We will consider an article as good if it has a least 90 words

In [None]:
# Select all articles with at least 90 words

q = f"""
SELECT index, category
FROM public."AllTheNews21"
WHERE word_count >= 90
"""
good_articles = pd.read_sql(q, con=engine)

How are they currently distributed along the categories?

In [None]:
good_articles.groupby("category").count()

Now, flag those articles

In [None]:
# # Finally, update the database for those articles
# for index in good_articles["index"]:
    
#     q = f"""
#     UPDATE public."AllTheNews21"
#     SET is_good_article = true
#     WHERE index = '{index}'
#     """
    
#     engine.execute(q)

## Flagging Hold-out Set

Among all the good data, here is the distribution of our label:

[insert distribution here]

We will randomly select 200 articles per categories as holdout.

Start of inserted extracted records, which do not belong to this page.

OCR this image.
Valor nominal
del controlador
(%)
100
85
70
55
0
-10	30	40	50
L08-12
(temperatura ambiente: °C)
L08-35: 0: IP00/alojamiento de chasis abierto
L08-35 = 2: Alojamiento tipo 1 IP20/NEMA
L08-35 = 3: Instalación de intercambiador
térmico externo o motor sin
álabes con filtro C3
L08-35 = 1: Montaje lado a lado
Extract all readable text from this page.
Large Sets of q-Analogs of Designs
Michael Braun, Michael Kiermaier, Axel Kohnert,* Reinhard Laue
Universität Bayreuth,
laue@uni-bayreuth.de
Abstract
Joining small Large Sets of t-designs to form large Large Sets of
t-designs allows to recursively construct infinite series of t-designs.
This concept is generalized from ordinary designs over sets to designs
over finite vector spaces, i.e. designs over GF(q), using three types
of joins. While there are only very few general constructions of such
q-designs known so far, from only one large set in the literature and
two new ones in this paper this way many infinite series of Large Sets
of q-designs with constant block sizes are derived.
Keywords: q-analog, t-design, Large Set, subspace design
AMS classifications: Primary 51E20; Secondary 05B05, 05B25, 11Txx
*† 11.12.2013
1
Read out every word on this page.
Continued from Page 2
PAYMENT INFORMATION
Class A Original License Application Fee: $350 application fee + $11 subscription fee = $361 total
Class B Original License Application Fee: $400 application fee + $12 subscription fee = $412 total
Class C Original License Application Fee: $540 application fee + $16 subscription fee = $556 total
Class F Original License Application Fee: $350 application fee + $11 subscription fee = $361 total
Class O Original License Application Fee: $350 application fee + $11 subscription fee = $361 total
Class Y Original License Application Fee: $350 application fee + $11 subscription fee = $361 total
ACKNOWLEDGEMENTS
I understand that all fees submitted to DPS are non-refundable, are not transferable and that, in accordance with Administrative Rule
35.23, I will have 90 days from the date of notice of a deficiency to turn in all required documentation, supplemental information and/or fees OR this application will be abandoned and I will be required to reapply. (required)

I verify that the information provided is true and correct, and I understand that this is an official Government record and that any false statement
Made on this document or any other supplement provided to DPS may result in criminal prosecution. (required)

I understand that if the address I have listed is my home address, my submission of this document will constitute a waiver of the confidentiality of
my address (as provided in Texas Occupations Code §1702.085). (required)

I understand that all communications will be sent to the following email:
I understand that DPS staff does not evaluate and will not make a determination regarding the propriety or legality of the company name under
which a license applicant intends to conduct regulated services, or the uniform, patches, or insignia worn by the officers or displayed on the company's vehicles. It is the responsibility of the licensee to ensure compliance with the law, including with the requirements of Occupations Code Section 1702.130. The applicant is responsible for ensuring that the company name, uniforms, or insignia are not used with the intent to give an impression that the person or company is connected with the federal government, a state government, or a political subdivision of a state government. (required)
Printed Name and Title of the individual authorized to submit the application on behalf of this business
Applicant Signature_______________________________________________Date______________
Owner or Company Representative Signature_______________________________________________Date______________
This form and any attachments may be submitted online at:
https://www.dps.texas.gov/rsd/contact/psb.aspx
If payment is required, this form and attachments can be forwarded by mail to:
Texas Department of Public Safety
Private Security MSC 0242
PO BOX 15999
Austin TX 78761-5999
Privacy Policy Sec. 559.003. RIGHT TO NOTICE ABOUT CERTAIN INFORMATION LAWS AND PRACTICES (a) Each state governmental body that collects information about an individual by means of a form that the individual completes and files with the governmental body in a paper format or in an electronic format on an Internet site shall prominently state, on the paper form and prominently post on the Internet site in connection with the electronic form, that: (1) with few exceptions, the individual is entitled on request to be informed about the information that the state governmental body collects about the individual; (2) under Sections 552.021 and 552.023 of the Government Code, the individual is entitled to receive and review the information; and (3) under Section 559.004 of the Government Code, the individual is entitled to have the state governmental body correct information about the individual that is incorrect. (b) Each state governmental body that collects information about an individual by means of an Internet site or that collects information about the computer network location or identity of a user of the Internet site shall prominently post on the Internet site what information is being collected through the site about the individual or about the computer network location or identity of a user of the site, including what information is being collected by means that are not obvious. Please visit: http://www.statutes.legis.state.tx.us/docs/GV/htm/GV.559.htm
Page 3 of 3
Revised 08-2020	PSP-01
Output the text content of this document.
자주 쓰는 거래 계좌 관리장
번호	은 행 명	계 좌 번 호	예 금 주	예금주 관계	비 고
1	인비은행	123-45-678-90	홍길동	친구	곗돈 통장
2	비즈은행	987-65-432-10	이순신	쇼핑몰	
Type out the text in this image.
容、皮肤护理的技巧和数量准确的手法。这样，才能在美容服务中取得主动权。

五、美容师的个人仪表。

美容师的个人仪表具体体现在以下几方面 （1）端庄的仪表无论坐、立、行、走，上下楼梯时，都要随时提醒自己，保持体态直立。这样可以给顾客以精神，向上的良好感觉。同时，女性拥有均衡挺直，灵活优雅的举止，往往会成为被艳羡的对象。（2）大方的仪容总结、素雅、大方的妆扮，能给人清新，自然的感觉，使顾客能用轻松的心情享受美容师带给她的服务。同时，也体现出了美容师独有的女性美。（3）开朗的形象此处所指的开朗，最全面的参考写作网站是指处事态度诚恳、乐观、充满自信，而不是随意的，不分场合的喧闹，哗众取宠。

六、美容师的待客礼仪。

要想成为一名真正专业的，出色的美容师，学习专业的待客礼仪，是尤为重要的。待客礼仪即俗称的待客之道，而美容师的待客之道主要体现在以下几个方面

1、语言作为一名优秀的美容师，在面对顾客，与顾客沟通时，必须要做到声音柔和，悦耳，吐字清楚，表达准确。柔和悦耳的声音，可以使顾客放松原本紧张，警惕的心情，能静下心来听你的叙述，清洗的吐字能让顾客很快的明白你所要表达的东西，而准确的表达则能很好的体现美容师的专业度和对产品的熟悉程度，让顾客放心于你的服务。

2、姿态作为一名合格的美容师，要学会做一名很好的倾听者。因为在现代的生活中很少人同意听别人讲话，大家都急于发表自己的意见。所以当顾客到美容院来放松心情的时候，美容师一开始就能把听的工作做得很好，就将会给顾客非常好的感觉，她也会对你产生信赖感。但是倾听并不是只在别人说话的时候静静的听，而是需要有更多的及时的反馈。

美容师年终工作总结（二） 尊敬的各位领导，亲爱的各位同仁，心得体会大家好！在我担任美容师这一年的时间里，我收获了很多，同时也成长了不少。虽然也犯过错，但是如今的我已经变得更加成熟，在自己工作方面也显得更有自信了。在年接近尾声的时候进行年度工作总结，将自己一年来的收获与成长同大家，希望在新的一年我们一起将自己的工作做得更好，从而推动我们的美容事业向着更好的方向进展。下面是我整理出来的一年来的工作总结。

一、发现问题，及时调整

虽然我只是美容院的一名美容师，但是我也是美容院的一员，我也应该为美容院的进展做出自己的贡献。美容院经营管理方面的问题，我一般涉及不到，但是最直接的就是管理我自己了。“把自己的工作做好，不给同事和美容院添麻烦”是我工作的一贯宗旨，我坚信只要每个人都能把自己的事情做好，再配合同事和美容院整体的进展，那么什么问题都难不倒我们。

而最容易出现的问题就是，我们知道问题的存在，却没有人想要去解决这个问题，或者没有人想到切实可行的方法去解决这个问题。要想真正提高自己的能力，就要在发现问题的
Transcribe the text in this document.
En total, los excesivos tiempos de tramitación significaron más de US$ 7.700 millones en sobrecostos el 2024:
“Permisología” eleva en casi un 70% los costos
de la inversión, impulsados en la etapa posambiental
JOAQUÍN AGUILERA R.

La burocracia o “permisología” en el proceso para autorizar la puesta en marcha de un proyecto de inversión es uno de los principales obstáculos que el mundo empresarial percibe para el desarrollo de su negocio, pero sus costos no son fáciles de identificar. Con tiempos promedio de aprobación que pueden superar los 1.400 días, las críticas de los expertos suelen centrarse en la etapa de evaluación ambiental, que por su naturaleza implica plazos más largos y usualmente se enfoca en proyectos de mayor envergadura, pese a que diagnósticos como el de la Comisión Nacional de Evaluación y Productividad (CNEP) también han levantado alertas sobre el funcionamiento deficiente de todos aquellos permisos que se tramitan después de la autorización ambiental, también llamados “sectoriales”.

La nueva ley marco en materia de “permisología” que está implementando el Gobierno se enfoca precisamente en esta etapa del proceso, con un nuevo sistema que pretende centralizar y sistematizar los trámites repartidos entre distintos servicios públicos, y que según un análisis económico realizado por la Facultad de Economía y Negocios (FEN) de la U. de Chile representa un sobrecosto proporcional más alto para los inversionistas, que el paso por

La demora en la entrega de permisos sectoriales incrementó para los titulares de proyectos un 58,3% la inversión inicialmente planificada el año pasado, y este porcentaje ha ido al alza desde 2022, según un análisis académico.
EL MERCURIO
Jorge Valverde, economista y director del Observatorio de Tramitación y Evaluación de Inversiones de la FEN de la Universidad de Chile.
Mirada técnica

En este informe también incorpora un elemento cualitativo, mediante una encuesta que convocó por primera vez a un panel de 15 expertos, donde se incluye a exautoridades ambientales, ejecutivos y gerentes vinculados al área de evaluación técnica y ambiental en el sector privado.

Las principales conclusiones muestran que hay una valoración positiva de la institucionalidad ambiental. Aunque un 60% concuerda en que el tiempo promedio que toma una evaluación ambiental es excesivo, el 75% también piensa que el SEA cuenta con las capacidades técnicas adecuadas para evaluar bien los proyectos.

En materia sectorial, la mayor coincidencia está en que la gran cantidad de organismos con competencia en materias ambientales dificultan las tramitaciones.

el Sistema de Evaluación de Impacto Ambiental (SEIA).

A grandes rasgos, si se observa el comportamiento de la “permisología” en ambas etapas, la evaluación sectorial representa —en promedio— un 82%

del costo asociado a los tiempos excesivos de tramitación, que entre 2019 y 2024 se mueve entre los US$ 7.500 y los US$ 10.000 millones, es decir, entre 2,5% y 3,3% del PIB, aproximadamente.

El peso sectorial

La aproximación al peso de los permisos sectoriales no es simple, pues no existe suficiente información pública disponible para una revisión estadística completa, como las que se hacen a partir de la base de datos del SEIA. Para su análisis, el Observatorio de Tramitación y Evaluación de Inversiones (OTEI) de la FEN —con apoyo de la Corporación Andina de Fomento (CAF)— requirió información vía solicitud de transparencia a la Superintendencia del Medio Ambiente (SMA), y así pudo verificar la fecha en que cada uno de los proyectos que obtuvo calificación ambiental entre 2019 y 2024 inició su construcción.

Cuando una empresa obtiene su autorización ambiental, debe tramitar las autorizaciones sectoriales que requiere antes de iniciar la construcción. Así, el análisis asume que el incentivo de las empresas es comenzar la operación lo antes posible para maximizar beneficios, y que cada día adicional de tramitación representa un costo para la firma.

We have  21 categories in total so that will give us 4200 entries for our holdout set.

In [20]:
# List of distinct categories in the DB
categories = [
    "arts and entertainment",
    "automobiles",
    "business",
    "climate and environment",
    "energy",
    "finance and economics",
    "food",
    "global healthcare",
    "health and wellness",
    "legal and crimes",
    "life",
    "markets and investments",
    "personal finance",
    "politics",
    "real estate",
    "science and technology",
    "sports",
    "travel and transportation",
    "us",
    "wealth",
    "world"
]

In [25]:
# Select random articles per category to use as holdout set
houldout_articles = pd.DataFrame()

for cat in categories:

    q = f"""
    SELECT 
        index,
        category
    FROM public."AllTheNews21"
    WHERE category = '{cat}'
    ORDER BY RANDOM()
    LIMIT 200
    """
    houldout_articles = houldout_articles.append(pd.read_sql(q, con=engine))

In [28]:
# # Finally, update the database for those articles
# for index in houldout_articles["index"]:
    
#     q = f"""
#     UPDATE public."AllTheNews21"
#     SET is_holdout = true
#     WHERE index = '{index}'
#     """
    
#     engine.execute(q)